A lot of Strange Cargo is really good. Borzage isn’t the most dynamic director, but every time he has a startlingly mediocre shot, he follows it with a good one in the next few minutes. The film’s got lengthy first act–thirty minutes–and then moves from confined location to confined location. The first act is the prison, the second moves through jungle and sailboat at sea, with the third mostly contained in a room. Borzage does the best–and the film’s at its best–during the jungle sequences, when it feels like a big Hollywood vehicle for Gable and Crawford, only with a wacky subplot juxtaposed.
The wacky subplot is Ian Hunter’s Christ figure, helping out this group of prison escapees. Why they’re so important–not Gable and Crawford, who I can understand, they’re big stars, I mean the supporting cast (Paul Lukas being the best known)–is never explained. As plot holes go, it’s not the biggest in Strange Cargo (or the smallest–for example, when Gable escapes, he hightails it out of the line. He’s missing in the count and Hunter shows up in his place… suggesting they two know each other, which would have been interesting–they do not, unfortunately), but a lot’s forgivable, since Strange Cargo, while definitely strange, is also a big Hollywood vehicle.
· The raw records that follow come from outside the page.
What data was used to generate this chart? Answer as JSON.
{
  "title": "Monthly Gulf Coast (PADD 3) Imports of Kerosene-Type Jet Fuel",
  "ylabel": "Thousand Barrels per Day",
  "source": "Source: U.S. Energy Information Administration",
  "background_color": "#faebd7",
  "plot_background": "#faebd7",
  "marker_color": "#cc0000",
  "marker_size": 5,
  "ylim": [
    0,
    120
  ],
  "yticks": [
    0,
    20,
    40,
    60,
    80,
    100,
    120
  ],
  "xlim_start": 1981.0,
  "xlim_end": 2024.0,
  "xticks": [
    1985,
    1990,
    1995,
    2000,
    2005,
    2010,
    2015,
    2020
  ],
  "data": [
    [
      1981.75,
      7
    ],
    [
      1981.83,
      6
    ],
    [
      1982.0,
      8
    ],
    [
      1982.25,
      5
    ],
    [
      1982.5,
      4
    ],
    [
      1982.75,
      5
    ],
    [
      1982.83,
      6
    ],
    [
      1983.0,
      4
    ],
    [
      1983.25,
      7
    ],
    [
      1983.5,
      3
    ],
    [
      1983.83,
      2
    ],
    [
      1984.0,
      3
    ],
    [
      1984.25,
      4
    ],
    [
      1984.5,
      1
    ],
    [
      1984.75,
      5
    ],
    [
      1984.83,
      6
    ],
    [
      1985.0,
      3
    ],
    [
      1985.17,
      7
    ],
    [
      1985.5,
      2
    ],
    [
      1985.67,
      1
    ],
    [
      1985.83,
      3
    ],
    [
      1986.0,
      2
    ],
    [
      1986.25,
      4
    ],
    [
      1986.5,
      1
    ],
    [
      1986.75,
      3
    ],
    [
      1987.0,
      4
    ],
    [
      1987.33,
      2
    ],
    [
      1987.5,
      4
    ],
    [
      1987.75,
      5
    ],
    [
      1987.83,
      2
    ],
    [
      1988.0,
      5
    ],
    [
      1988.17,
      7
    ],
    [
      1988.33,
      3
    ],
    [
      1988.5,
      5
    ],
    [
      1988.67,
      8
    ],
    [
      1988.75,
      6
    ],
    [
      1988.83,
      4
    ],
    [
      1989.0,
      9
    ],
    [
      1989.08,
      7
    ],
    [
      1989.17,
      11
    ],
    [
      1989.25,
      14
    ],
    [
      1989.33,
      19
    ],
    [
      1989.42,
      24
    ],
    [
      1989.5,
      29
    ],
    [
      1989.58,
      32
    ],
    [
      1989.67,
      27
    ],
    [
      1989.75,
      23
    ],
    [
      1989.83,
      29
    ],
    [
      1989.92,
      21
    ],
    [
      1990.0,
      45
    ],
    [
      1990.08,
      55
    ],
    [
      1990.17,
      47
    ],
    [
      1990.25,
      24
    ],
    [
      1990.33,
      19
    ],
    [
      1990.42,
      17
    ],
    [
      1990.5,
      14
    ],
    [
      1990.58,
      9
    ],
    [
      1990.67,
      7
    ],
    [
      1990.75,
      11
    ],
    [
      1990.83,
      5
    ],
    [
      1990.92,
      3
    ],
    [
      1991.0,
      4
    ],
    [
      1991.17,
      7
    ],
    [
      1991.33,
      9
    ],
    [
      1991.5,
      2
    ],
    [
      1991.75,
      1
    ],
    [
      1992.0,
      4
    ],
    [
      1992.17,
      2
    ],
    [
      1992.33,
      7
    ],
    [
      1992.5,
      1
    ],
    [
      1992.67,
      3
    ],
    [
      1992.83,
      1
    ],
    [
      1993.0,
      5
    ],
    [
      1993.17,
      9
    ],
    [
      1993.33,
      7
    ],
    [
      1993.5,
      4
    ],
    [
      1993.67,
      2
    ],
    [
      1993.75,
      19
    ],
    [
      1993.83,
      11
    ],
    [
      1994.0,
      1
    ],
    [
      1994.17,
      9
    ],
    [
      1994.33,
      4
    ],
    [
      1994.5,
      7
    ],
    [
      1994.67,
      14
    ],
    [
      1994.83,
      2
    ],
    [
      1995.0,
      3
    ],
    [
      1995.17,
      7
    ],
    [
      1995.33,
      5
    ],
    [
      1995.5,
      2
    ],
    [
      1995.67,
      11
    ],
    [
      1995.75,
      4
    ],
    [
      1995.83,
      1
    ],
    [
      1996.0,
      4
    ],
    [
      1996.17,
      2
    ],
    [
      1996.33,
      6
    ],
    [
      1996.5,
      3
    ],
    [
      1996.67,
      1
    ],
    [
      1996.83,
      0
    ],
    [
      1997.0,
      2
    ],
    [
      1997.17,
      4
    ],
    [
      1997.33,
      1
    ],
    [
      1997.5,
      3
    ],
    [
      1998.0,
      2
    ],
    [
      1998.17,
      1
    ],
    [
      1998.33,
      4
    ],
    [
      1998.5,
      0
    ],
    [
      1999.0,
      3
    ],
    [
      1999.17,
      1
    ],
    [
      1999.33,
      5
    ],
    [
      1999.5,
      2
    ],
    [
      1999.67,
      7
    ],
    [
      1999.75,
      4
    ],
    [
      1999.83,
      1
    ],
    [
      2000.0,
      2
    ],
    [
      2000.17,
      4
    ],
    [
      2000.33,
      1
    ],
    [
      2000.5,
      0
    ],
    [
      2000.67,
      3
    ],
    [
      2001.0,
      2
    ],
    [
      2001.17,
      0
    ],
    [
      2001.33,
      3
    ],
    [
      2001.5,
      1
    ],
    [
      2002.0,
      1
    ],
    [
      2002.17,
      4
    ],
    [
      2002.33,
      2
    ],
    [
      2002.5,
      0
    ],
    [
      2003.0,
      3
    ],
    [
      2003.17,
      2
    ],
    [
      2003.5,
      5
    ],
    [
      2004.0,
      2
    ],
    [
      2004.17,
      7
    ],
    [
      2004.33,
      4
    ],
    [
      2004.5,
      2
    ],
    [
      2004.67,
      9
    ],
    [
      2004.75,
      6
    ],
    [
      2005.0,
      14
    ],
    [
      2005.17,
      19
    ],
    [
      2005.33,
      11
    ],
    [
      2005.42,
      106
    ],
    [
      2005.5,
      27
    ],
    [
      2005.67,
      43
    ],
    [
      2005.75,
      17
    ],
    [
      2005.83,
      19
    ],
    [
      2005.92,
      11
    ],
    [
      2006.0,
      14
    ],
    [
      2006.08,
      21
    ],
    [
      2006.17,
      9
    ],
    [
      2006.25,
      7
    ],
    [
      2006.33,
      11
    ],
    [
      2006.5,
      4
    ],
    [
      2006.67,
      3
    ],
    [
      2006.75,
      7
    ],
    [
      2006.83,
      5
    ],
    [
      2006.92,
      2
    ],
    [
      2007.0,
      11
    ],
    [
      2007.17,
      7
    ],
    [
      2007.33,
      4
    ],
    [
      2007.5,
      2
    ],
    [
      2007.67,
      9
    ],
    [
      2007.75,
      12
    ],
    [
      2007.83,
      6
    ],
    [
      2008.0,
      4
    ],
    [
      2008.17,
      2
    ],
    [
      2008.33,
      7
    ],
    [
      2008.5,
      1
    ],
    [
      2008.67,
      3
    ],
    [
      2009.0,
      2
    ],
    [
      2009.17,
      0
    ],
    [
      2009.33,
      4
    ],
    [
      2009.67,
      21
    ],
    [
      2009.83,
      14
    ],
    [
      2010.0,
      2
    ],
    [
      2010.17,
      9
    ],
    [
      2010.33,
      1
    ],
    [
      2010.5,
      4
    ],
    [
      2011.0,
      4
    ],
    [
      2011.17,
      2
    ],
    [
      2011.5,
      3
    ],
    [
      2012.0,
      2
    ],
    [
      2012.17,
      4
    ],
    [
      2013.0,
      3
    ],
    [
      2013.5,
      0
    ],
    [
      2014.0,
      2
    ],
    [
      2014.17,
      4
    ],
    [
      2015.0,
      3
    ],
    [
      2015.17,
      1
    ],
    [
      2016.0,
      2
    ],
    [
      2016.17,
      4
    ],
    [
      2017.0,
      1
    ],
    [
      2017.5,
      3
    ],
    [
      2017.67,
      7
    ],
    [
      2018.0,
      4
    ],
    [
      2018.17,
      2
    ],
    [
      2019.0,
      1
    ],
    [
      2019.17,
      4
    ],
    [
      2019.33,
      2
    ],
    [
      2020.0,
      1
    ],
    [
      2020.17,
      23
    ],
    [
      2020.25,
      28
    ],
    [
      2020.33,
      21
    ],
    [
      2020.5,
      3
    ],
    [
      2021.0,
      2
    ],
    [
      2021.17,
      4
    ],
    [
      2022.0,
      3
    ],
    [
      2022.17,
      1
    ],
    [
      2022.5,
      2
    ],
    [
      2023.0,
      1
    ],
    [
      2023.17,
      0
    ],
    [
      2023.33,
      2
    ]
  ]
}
Gable and Crawford have great chemistry with their characters–he’s the con who won’t serve his relatively short remaining sentence quietly because he’s not going to be locked up and she’s the woman who’s ended up, through a long string of bad choices, in the High Seas, singing and dancing at a bar–and, during their jungle scenes, it feels right. Later, when they reveal their inevitable deep emotions for each other, their performances keep it going. The script’s not bad and is quite good in some places, but it’s not exactly discreet in its symbolism.
Some of the supporting cast–particularly Lukas and Peter Lorre–is good. Hunter is okay, nothing more. Albert Dekker and John Arledge are not good. Still, they’re not terrible.
Unfortunately, the second act builds toward the film being better and then the third act, practically a stage production, falters. The end, with the neon symbolism, is also problematic. But Gable and Crawford bring it through.
Directed by Frank Borzage; screenplay by Lawrence Hazard, based on a novel by Richard Sale; director of photography, Robert H. Planck; edited by Robert Kern; music by Franz Waxman; produced by Borzage and Joseph L. Mankiewicz; released by Metro-Goldwyn-Mayer.
Starring Joan Crawford (Julie), Clark Gable (André Verne), Ian Hunter (Cambreau), Peter Lorre (Pig), Paul Lukas (Hessler), Albert Dekker (Moll), J. Edward Bromberg (Flaubert), Eduardo Ciannelli (Telez), John Arledge (Dufond), Frederick Worlock (Grideau, the Prison Head), Bernard Nedell (Marfeu) and Victor Varconi (Fisherman).